2. All voxels within a van der Waals radius of a protein or other atom is flagged as being `non-solvent`
3. Remaining `solvent` atoms are then broken into two groups: `bulk solvent` and `occluded volumes`
   This is done by tracing a vector along each ordinal axis from a given voxel and if 2 or more of these vectors would
   cross a `non-solvent` voxel, then the query voxel is identified as an `occluded volume` to be further analyzed
   otherwise it is considered `bulk solvent`
   The intention is to identify points on the grid that are outside the protein as `bulk solvent`
4. All `occluded volume` voxels are then grouped into a number of continuous volumes
5. For each continous volume the number of distinct surfaces that contact `bulk solvent` voxels is computed and used
   to indicate the volume type:
   0 surfaces interacting with solvent: cavity
   1 surface interacting with solvent: pocket
   2 surfaces interacting with solvent: pore
   3+ surfaces interacting with solvent: hub

## Annotations

### Pandas DataFrame
Annotations are given as a pandas data frame saved as a .json file.  The annotation lists all hydrated volumes ordered by
total volume, giving the type of volume, and dimensions.

### PDB File
The input PDB file will be annotated by adding `atoms` to represent the hydrated volumes.  The ATOM entries
contain several points of information about the volume from which they come:

Type of volume: the residue name encodes the type of volume in 3-letter code
OCC for occluded
CAV for cavity
POK for pocket
POR for pore
HUB for hub

Surface of the hydrated volume that interacts with bulk solvent: this is indicated by a B-factor of 50.0, whereas
the remainder of the volume (that does not interact with the bulk solvent) has a value of 0.0.

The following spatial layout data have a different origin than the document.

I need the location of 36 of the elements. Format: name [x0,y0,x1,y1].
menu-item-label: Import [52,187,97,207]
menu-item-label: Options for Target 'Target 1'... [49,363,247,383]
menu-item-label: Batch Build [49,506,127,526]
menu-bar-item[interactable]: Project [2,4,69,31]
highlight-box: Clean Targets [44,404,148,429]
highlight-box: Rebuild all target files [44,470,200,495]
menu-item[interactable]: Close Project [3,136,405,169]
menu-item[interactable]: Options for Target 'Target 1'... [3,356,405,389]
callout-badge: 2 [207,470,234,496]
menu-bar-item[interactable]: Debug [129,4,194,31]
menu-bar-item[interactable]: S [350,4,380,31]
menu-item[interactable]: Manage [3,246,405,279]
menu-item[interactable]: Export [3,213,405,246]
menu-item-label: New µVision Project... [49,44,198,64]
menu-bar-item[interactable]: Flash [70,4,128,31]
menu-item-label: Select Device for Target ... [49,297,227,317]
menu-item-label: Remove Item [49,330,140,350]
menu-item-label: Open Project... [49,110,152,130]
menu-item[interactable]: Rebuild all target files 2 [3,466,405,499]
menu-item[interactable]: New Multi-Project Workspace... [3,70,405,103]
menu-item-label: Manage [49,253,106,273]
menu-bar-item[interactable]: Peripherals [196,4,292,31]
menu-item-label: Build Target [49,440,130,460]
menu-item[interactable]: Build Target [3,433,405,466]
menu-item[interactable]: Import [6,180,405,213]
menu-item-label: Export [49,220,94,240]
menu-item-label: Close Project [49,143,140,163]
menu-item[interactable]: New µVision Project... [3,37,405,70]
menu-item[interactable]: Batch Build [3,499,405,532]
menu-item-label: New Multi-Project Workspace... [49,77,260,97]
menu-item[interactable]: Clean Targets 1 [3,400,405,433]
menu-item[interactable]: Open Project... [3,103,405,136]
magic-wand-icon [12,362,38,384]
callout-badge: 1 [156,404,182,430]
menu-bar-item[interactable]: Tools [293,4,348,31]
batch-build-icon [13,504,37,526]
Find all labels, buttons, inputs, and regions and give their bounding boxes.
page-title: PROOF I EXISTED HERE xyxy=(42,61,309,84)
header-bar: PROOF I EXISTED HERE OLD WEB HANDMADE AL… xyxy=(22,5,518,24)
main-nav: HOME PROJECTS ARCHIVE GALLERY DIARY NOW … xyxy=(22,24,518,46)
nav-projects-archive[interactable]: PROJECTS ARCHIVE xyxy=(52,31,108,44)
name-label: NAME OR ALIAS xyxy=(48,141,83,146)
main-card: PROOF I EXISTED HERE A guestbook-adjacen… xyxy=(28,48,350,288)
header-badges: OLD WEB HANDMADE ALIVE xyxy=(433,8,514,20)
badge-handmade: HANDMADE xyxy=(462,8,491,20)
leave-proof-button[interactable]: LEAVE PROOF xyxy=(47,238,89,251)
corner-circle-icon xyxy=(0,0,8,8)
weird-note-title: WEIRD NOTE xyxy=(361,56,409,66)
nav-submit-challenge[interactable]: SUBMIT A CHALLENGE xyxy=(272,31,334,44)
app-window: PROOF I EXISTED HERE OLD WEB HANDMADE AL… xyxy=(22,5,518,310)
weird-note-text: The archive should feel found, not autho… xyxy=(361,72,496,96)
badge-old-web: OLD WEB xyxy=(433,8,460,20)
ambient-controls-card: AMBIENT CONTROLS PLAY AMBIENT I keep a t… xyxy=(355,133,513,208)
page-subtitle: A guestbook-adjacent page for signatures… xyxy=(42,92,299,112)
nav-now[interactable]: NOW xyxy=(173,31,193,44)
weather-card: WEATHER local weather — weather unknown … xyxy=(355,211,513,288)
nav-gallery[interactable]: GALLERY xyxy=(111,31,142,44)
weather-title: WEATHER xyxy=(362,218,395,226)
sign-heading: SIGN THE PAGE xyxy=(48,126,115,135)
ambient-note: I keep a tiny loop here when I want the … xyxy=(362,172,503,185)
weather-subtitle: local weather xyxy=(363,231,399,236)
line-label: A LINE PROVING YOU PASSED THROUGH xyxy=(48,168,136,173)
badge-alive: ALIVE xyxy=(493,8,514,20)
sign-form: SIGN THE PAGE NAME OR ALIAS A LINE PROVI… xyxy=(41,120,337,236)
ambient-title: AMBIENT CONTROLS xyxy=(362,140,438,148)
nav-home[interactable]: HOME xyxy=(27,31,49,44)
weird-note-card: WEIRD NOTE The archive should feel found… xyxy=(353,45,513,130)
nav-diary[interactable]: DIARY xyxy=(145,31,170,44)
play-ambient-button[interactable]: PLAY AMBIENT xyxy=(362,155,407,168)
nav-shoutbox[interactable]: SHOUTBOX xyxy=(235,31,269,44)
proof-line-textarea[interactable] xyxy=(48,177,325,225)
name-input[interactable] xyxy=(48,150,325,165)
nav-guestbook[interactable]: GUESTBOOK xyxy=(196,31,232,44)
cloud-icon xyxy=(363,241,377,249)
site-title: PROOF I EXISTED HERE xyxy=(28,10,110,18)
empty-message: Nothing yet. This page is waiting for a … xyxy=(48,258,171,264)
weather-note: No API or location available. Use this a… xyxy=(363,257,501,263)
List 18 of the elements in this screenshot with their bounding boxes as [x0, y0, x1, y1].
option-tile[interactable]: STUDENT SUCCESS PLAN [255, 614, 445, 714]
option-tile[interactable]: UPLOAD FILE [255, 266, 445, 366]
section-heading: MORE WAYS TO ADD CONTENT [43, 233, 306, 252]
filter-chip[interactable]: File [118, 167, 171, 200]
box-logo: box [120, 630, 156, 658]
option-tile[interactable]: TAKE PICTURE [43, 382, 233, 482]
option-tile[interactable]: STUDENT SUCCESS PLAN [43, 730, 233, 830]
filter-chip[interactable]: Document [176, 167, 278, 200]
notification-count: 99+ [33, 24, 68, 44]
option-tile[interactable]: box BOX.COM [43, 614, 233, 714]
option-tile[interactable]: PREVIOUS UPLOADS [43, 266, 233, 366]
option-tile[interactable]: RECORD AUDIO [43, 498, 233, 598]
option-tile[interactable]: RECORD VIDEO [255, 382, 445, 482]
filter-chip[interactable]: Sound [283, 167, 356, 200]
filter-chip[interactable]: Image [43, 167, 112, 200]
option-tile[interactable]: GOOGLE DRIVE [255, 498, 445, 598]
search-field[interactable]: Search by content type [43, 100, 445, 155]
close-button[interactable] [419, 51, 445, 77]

All `atoms` of a particular volume are grouped under the same residue number.

Finally, several remarks are added:
At the beginning of the file the rotation and translation matrices used to transform the input before voxelization are given.
At the end of the file including the resolution used for the analysis, as well as the total volume and dimensions of significant volumes.